Mutation Clusters from Cancer Exome

TL;DR

This paper demonstrates that a deterministic clustering algorithm effectively identifies stable mutation clusters in cancer exome data, outperforming traditional NMF methods in stability and computational efficiency, with potential implications for cancer diagnostics.

Contribution

The study introduces a stable, deterministic clustering approach for analyzing cancer exome mutations, showing advantages over NMF in stability and computational cost.

Findings

Mutation clusters are stable across samples and cancer types.

Deterministic clustering outperforms NMF in stability.

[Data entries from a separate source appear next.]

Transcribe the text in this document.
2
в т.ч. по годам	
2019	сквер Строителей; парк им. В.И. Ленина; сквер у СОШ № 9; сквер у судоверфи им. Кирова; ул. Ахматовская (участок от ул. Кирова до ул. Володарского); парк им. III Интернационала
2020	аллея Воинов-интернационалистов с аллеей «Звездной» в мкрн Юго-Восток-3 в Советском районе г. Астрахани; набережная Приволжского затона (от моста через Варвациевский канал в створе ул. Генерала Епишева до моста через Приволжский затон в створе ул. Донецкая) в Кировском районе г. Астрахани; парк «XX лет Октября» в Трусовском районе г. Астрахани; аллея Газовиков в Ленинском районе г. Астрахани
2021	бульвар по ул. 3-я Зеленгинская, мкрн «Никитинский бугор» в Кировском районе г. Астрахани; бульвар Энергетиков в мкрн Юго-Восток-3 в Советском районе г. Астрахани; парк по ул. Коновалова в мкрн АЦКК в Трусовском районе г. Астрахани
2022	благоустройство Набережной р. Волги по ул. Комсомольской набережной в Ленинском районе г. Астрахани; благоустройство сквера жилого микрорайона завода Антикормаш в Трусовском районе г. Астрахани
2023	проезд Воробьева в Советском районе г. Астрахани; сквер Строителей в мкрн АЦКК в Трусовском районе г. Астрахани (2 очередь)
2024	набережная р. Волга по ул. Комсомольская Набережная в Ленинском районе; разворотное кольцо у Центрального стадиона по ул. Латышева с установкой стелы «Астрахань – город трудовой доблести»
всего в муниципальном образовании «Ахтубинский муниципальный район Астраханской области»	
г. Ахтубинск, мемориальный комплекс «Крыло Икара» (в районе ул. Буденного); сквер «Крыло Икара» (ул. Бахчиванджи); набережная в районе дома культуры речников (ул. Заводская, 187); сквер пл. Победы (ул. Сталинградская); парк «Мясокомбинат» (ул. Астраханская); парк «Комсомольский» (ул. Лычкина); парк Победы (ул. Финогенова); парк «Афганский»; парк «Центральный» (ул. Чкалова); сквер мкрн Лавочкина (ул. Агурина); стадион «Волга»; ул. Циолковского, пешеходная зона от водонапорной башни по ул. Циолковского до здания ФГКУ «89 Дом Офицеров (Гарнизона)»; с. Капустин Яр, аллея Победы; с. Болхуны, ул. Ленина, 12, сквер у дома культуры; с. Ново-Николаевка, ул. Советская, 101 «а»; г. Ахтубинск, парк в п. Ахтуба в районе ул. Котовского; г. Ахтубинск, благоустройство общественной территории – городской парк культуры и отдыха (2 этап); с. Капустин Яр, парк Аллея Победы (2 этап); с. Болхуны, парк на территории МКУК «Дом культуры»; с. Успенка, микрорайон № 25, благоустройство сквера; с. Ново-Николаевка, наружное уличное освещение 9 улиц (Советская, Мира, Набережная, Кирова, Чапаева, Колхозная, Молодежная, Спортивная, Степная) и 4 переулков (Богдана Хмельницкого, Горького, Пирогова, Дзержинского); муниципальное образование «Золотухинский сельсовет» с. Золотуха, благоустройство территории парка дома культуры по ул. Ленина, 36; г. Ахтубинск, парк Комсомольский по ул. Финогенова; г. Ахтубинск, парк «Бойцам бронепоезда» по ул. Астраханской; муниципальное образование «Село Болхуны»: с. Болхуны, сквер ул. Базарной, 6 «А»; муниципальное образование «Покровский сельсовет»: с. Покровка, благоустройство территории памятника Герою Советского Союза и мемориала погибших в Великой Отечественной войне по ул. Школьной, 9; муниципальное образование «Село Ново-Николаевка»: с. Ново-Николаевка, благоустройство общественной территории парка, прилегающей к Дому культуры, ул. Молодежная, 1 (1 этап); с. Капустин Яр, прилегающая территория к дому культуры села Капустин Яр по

Potential for faster, cost-effective cancer diagnostics.

Abstract

We apply our statistically deterministic machine learning/clustering algorithm *K-means (recently developed in https://ssrn.com/abstract=2908286) to 10,656 published exome samples for 32 cancer types. A majority of cancer types exhibit mutation clustering structure. Our results are in-sample stable. They are also out-of-sample stable when applied to 1,389 published genome samples across 14 cancer types. In contrast, we find in- and out-of-sample instabilities in cancer signatures extracted from exome samples via nonnegative matrix factorization (NMF), a computationally costly and non-deterministic method. Extracting stable mutation structures from exome data could have important implications for speed and cost, which are critical for early-stage cancer diagnostics such as novel blood-test methods currently in development.